O Sindicato dos Médicos de Mato Grosso (Sindimed) tomou medidas legais para garantir o pagamento integral do adicional, acionando a justiça. Em resposta, a prefeitura se comprometeu a efetuar o pagamento o mais rapidamente possível.
De fato, a prefeitura honrou sua promessa e efetuou o pagamento do adicional, um dia após receber o Financiamento da Média e Alta Complexidade (MAC), recurso disponibilizado pelo Governo Federal para custear atendimentos ambulatoriais.
Hugo Lima, procurador do estado de Mato Grosso, destacou que esse valor é designado especificamente para ações e serviços de saúde de média e alta complexidade. Qualquer desvio de finalidade pode resultar em sanções legais por desvio de recursos e práticas fiscais irregulares.
O promotor de Justiça, Milton Mattos da Silveira Neto, observou que o cenário da saúde na capital está marcado por “insegurança e instabilidade financeira”.
“Estamos buscando soluções de médio e longo prazo para evitar lidar apenas com medidas emergenciais”, acrescentou.
Estima-se que a dívida do município apenas na área da saúde alcance a marca de R$ 500 milhões, de acordo com avaliações do Ministério Público Estadual (MPMT).
OUTRO LADO
Procuradas pela Folha de São Paulo, a Coaph e Family não responderam até a publicação da reportagem. A Prefeitura de Cuiabá declarou que uma nova nota de serviço da Family Medicina será quitada até o fim deste mês.
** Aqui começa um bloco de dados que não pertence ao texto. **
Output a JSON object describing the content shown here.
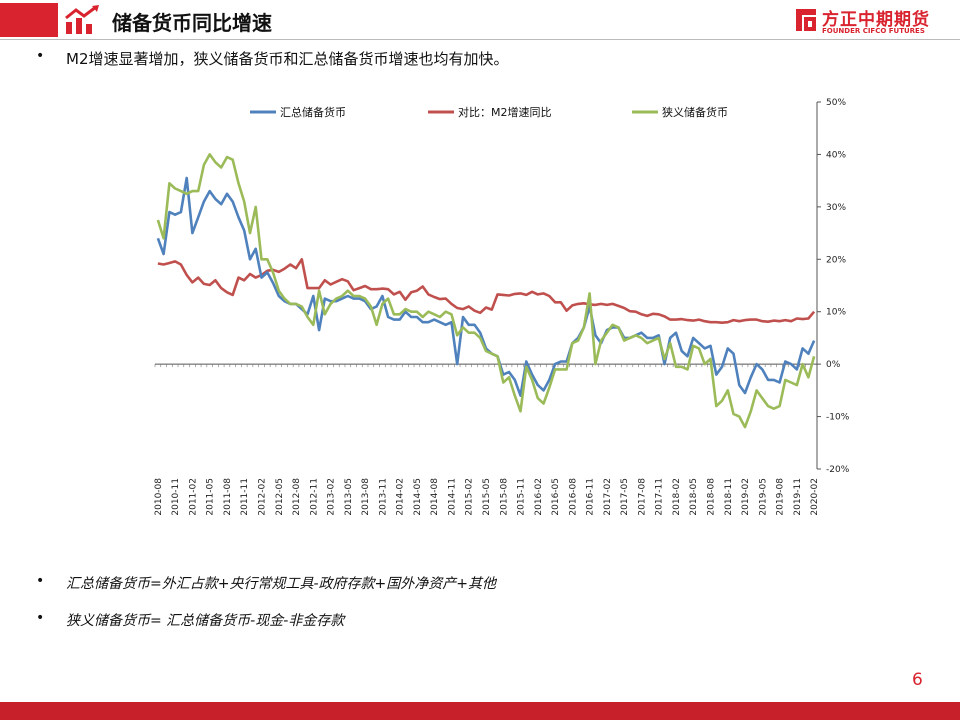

Quanto à Coaph, afirmou que a última nota foi paga dentro do prazo contratual neste mês. A prefeitura destacou que os pagamentos estão seguindo o trâmite contratual normal.
Segundo a prefeitura, a administração municipal assumiu a saúde pública há três meses, após um período de intervenção do governo de Mato Grosso, de março a dezembro de 2023, quando foi administrada por um gabinete de intervenção, “criado com o pretenso objetivo de solucionar problemas na saúde, mas deixou de cumprir 111 metas da própria decisão judicial que o criou”.
Ao retomar a administração, a prefeitura declara que enfrentou problemas como obras mal feitas e falta de pessoal. A prefeitura mencionou um déficit de R$ 200 milhões projetado para 2024, causado em parte pela retirada de recursos pelo governo estadual por “motivações políticas”.
Diz ainda que “o Estado deixará de investir cerca de R$ 96 milhões, como fazia no período da intervenção” e que “o Gabinete de Intervenção do Estado elevou o passivo da Secretaria em R$ 130 milhões”.
O Governo do Estado de Mato Grosso negou as alegações da prefeitura sobre a intervenção na saúde de Cuiabá, destacando que cumpriu as determinações judiciais e melhorou diversos aspectos, como aumento no atendimento e regularização na aquisição de medicamentos.
Esclarece ainda que a denúncia de déficit de R$ 200 milhões é “mentirosa e já foi julgada improcedente pelo TCE-MT” e destaca que o governo estadual “adiantou o repasse de R$ 46,3 milhões no ano passado, em decorrência do caos financeiro que se encontrava a Saúde de Cuiabá”.
O governo estadual nega a acusação de não pagamento de passivos, afirmando que os pagamentos foram realizados. Quanto à inexistência de contrapartida do estado, o governo de Mato Grosso contradiz, alegando que repassou R$ 846,8 milhões de 2019 a 2023, por Cuiabá ser um centro de referência regional e gestor pleno do SUS.
Por fim, esclarece que uma possível intervenção na Saúde de Cuiabá “deve ser determinada pela Justiça, pois o Governo do Estado não tem autonomia sobre a gestão do município”.
O Conselho Regional de Medicina (CRM-MT) informou que “é inadmissível que qualquer profissional fique cem dias ou mais sem receber pelos serviços prestados” e que a responsabilidade é da Prefeitura de Cuiabá, que “rotineiramente tem atrasado seus pagamentos”.